Question #2e939

Apr 30, 2017

Copper has the electron configuration $\left[A r\right] 4 {s}^{1} 3 {d}^{10}$. Here is the radial density distribution for the $3 d$ vs $4 s$ orbitals, a graph of $4 \pi {r}^{2} {R}_{n l}^{2} \left(\vec{r}\right)$ vs. $\vec{r}$ ($y$ vs. $x$):

(where ${R}_{n l} \left(\vec{r}\right)$ is the radial component of the wave function $\psi \left(\vec{r} , \theta , \phi\right) = {R}_{n l} \left(\vec{r}\right) {Y}_{l}^{{m}_{l}} \left(\theta , \phi\right)$.)

It tends to be that transition metals, particularly the first-period transition metals ($\text{Sc","Ti", . . . , "Zn}$) lose their $4 s$ electrons first because they are farther away from the nucleus on average.

We can tell because the most probable location of the $4 s$ electron is farther to the right-hand side of the graph than the most probable location of the $3 d$ electron.

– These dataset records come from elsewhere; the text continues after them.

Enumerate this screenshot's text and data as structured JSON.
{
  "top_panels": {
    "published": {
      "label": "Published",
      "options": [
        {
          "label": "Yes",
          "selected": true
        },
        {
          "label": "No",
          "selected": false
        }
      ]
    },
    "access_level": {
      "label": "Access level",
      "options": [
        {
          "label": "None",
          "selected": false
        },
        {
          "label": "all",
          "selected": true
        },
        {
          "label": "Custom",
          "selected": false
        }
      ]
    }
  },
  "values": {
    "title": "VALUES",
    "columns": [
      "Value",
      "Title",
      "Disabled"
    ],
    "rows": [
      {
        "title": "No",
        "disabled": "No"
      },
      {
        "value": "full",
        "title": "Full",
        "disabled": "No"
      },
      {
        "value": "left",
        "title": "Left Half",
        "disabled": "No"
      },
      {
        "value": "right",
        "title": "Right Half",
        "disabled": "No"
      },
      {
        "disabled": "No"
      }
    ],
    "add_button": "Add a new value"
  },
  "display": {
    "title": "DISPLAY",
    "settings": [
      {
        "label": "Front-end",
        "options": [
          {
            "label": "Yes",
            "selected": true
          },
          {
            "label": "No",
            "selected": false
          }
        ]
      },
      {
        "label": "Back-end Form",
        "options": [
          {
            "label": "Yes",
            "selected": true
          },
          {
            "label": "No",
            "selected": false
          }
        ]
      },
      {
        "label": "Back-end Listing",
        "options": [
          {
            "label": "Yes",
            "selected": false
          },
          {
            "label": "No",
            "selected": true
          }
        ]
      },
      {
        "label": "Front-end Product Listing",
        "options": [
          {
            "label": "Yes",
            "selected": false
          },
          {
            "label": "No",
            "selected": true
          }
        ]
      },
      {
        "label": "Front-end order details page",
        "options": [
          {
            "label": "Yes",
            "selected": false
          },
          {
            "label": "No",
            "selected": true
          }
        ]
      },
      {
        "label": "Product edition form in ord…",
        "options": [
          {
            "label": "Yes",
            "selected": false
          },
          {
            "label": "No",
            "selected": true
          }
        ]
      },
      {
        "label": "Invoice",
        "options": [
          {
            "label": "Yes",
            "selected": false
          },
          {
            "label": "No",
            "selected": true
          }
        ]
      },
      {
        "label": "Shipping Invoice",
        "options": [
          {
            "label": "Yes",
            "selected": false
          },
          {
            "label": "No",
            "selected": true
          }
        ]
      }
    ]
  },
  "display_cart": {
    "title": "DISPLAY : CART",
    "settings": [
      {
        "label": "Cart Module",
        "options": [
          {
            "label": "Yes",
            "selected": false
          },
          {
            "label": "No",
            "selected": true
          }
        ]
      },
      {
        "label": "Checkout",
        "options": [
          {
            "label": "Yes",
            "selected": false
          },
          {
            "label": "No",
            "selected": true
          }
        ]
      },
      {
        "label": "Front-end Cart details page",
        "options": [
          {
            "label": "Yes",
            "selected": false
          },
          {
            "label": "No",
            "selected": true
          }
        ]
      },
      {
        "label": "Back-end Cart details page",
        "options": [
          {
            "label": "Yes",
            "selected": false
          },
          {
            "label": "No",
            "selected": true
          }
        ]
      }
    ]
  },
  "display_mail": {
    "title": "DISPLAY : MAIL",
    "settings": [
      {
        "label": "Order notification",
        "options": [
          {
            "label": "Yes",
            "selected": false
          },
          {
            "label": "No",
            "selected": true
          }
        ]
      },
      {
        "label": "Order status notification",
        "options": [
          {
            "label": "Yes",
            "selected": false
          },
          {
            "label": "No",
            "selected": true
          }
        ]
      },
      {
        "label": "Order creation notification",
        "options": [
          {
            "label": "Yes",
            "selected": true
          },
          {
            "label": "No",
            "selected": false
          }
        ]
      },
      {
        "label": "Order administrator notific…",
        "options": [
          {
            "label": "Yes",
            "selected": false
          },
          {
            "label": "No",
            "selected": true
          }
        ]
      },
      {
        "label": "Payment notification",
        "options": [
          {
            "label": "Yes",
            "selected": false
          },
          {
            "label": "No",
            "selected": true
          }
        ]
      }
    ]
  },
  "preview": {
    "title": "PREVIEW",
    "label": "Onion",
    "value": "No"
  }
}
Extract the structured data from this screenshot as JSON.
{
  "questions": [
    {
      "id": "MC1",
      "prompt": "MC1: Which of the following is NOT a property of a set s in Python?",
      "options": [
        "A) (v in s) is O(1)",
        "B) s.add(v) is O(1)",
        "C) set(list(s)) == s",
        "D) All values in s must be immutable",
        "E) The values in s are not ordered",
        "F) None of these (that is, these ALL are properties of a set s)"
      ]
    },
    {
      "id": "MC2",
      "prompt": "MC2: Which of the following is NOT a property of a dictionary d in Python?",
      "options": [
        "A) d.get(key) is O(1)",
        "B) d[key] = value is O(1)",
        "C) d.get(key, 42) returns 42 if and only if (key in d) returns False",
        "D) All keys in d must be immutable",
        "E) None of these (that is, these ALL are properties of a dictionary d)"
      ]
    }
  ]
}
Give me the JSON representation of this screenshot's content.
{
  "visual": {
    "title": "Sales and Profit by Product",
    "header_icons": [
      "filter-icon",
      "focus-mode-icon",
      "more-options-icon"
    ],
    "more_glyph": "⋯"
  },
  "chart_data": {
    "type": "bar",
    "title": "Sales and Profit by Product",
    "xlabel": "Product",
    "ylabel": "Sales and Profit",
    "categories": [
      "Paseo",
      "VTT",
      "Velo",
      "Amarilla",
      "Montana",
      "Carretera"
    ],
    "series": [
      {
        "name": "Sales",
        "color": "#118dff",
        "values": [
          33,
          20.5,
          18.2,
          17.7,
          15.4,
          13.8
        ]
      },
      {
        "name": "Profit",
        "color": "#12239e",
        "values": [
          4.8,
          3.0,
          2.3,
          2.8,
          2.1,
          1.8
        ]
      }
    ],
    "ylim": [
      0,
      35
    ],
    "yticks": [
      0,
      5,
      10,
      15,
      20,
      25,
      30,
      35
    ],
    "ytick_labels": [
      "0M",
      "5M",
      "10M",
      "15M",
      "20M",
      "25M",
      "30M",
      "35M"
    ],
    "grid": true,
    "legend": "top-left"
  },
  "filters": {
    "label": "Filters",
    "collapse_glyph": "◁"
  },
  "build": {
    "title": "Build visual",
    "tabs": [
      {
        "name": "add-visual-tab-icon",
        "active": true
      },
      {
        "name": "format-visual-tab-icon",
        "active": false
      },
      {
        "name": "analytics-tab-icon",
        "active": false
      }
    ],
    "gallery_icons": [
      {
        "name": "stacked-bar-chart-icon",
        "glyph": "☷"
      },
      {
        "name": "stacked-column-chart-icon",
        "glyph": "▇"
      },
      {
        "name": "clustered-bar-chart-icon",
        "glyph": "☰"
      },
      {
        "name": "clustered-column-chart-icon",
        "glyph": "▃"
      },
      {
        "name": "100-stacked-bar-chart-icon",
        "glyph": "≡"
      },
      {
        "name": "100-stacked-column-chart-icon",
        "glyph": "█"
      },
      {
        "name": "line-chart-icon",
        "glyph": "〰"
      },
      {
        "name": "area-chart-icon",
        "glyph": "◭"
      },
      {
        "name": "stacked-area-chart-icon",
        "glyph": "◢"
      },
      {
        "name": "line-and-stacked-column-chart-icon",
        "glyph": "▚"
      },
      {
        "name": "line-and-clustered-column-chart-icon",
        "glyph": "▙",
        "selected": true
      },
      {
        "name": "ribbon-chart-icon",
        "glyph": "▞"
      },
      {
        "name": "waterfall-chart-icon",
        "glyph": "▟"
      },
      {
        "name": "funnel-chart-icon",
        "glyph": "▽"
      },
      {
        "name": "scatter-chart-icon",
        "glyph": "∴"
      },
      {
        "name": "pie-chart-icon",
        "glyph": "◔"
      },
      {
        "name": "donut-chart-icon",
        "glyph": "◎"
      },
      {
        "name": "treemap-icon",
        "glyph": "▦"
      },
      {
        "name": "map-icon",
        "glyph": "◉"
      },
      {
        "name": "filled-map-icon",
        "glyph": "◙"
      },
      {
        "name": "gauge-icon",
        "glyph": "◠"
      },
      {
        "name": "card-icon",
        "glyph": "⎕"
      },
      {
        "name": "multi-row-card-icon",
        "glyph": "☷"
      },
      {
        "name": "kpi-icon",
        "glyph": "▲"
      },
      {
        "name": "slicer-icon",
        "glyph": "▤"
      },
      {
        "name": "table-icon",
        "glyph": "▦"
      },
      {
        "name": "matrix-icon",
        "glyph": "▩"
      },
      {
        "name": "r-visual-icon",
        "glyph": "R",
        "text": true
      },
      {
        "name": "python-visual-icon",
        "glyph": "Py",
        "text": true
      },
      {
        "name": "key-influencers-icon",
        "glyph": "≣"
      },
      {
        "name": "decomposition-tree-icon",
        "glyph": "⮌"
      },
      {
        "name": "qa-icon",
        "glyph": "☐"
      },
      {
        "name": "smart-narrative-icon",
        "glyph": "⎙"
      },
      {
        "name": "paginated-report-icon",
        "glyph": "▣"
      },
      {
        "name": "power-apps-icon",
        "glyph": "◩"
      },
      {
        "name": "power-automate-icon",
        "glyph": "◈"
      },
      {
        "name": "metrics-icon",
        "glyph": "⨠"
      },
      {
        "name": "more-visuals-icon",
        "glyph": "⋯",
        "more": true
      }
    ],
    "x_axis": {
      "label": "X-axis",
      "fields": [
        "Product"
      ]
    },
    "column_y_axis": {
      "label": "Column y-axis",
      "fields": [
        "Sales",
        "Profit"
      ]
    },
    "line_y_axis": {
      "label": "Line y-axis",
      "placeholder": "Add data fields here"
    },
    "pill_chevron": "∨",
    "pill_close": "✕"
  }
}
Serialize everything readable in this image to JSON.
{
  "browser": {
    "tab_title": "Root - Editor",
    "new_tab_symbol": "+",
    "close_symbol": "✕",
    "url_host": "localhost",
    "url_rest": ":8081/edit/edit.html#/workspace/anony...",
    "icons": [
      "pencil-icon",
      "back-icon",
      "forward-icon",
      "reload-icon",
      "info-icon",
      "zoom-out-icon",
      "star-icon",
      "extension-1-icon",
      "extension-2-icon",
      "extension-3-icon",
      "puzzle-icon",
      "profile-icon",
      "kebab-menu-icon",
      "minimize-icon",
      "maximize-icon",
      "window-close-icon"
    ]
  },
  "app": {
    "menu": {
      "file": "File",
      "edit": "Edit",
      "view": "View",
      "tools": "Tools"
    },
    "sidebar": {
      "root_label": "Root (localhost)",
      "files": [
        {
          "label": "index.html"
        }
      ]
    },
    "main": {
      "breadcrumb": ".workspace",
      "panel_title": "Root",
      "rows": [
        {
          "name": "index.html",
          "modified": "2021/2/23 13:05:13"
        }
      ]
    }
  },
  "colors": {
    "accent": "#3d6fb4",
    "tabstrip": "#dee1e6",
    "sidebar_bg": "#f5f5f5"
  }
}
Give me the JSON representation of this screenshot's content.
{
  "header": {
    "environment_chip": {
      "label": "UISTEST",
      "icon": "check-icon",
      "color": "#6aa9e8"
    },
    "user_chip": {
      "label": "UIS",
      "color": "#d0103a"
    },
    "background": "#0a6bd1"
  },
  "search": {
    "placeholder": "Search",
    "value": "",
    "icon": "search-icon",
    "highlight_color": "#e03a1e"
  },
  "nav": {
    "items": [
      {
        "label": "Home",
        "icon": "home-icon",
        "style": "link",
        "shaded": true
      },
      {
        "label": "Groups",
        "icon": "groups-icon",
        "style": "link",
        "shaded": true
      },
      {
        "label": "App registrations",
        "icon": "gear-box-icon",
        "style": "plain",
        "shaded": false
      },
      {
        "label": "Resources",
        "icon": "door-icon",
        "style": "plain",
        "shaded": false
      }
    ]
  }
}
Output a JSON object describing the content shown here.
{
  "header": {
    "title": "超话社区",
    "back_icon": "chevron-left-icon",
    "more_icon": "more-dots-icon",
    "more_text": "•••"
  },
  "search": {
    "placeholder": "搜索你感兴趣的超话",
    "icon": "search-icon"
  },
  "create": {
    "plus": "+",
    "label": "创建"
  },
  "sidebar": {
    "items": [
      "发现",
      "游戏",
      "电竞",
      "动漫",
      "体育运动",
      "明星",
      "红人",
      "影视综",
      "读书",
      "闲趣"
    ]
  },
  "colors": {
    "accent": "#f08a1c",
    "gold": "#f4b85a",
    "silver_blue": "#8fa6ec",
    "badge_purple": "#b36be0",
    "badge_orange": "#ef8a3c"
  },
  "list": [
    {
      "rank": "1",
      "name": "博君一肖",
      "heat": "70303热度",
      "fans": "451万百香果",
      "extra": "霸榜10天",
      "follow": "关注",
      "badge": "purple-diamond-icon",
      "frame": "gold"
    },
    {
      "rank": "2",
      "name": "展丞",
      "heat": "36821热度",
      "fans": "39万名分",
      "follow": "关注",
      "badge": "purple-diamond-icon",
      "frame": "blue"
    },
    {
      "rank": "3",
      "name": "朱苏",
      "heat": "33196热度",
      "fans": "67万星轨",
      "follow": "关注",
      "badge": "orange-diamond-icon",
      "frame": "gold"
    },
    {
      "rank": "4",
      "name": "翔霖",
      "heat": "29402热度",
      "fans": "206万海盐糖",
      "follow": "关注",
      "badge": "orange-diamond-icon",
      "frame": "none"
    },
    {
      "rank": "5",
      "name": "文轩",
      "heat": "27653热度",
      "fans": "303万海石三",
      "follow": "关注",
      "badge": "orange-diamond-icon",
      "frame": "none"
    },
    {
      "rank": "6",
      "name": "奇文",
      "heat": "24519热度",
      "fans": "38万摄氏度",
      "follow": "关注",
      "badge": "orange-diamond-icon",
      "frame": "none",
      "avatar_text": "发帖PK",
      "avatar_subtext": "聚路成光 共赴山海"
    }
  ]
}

Therefore, the $4 s$ electron comes off first, and then the second electron removed is the tenth $3 d$. This gives:

$\left[A r\right] 4 {s}^{0} 3 {d}^{9}$

The two electrons removed were therefore:

• $4 s$ $\to$ $\left(n , l , {m}_{l} , {m}_{s}\right) = \left(4 , 0 , 0 , + \frac{1}{2}\right)$
• $3 d$ $\to$ $\left(n , l , {m}_{l} , {m}_{s}\right) = \left(3 , 2 , \left\{- 2 , - 1 , 0 , + 1 , + 2\right\} , \pm \frac{1}{2}\right)$

where by our convention, we chose ${m}_{s} = + \frac{1}{2}$ arbitrarily for the one $4 s$ electron.

For the $3 d$ electron, we probably could not know whether it was ${m}_{s} = + \frac{1}{2}$ or $- \frac{1}{2}$.

(Although by Hund's rule, we maintain parallel spins to maximize the spin multiplicity [i.e. keep all the electrons for a given $l$ the same spin, usually spin-up by convention], we could just as well have removed the "wrong" [spin-up] electron instead of the spin-down electron and ended up with the remaining electron spin-flipped to be spin-up.)

We do not, however, care about which specific $3 d$ orbital it came from. It could have been anywhere in the set ${m}_{l} = \left\{- 2 , 1 , 0 , + 1 , + 2\right\}$, and we cannot be truly sure which orbital it "came from".